A new project aims to explore the use of nanobubble technology in agriculture. The Innovate UK-funded project is being led by Irish ag-tech company MagGrow and will explore how nanobubbles could improve irrigation and crop protection.
Nanobubbles, also known as ultra-fine bubbles (UFBs) are micro, very stable and long-lasting bubbles, 100 times smaller than the width of a human hair or about the size of a virus.
Unseen by the naked eye, even when present in large numbers in water-based liquids, they do not rise to the surface and burst, but remain stable and buoyant for long periods of time, typically days and weeks.
Nanobubble technology is used widely in multiple industries but remain in their infancy in agriculture. However, it is thought that the bubbles stability and longevity could offer great potential in agriculture for environmentally friendly spraying and irrigation.
How do they work?
Nanobubbles can carry gases and various other substances to the surface of plant leaves.
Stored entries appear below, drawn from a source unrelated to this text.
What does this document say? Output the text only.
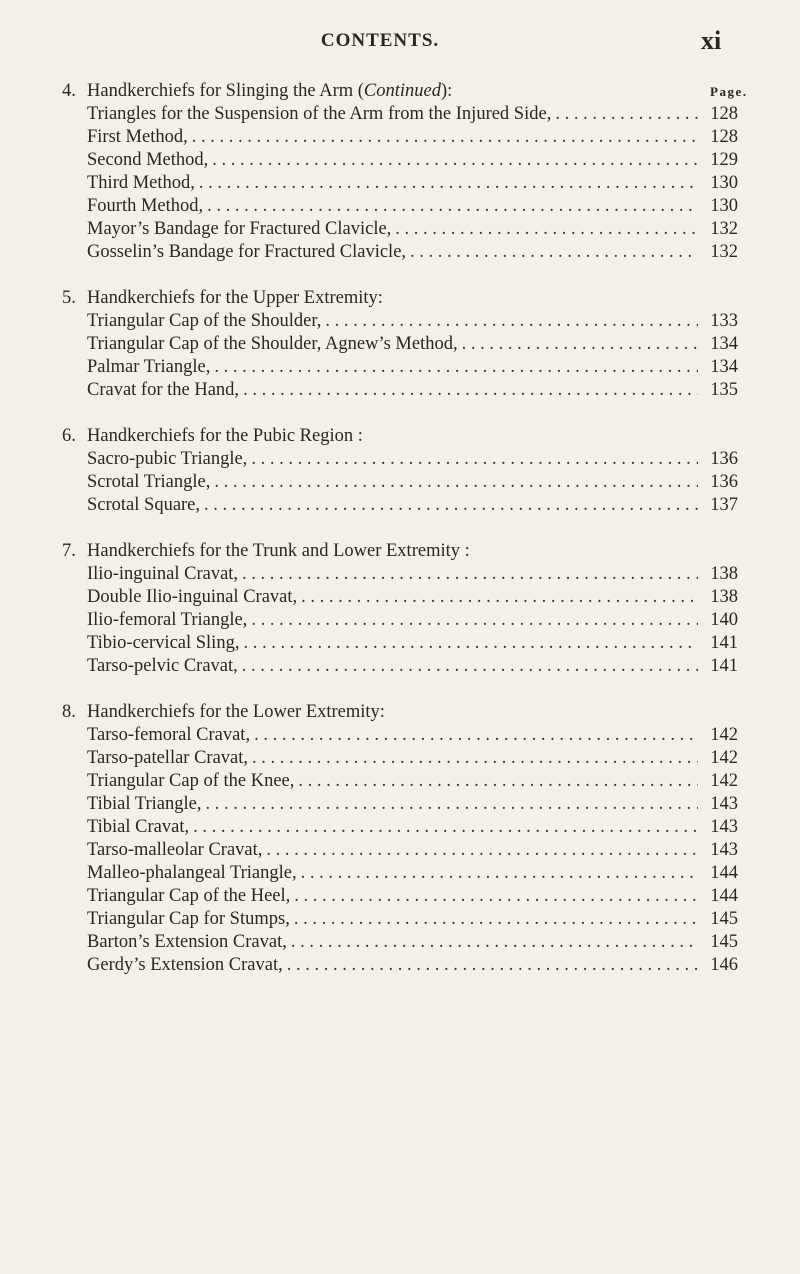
CONTENTS.	xi
Page.
4. Handkerchiefs for Slinging the Arm (Continued):
Triangles for the Suspension of the Arm from the Injured Side, . . .	128
First Method, . . .	128
Second Method, . . .	129
Third Method, . . .	130
Fourth Method, . . .	130
Mayor’s Bandage for Fractured Clavicle, . . .	132
Gosselin’s Bandage for Fractured Clavicle, . . .	132
5. Handkerchiefs for the Upper Extremity:
Triangular Cap of the Shoulder, . . .	133
Triangular Cap of the Shoulder, Agnew’s Method, . . .	134
Palmar Triangle, . . .	134
Cravat for the Hand, . . .	135
6. Handkerchiefs for the Pubic Region :
Sacro-pubic Triangle, . . .	136
Scrotal Triangle, . . .	136
Scrotal Square, . . .	137
7. Handkerchiefs for the Trunk and Lower Extremity :
Ilio-inguinal Cravat, . . .	138
Double Ilio-inguinal Cravat, . . .	138
Ilio-femoral Triangle, . . .	140
Tibio-cervical Sling, . . .	141
Tarso-pelvic Cravat, . . .	141
8. Handkerchiefs for the Lower Extremity:
Tarso-femoral Cravat, . . .	142
Tarso-patellar Cravat, . . .	142
Triangular Cap of the Knee, . . .	142
Tibial Triangle, . . .	143
Tibial Cravat, . . .	143
Tarso-malleolar Cravat, . . .	143
Malleo-phalangeal Triangle, . . .	144
Triangular Cap of the Heel, . . .	144
Triangular Cap for Stumps, . . .	145
Barton’s Extension Cravat, . . .	145
Gerdy’s Extension Cravat, . . .	146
The purpose of the project is to initially focus on irrigation for delivery of the nanobubbles.
Using the Agri-EPI Centre and the UK’s Centre for Crop Health and Protection’s (CHAP) shared soil and crop technology facilities alongside soil science expertise at Cranfield University, the project will compare the growth of plants treated with oxygen-containing nanobubble-water, with that of plants given untreated water.
The study will determine the effect of nanobubbles on root development, nutrient absorption, growth and overall crop yield.
However, the project team believe that nanobubbles potentially have a host of additional applications in farming, including supporting a reduction the quantity of chemical inputs required when spraying and irrigating crops to control pests and diseases.
The use of nanobubbles containing ozone is already established in medical and industrial disinfection processes to kill bacteria and destroy viruses.
Nanobubbles are also used in oil, gas, and mineral extraction processes, the pharmaceutical industry, food flavouring, the production of cosmetic fragrances and in wastewater treatment.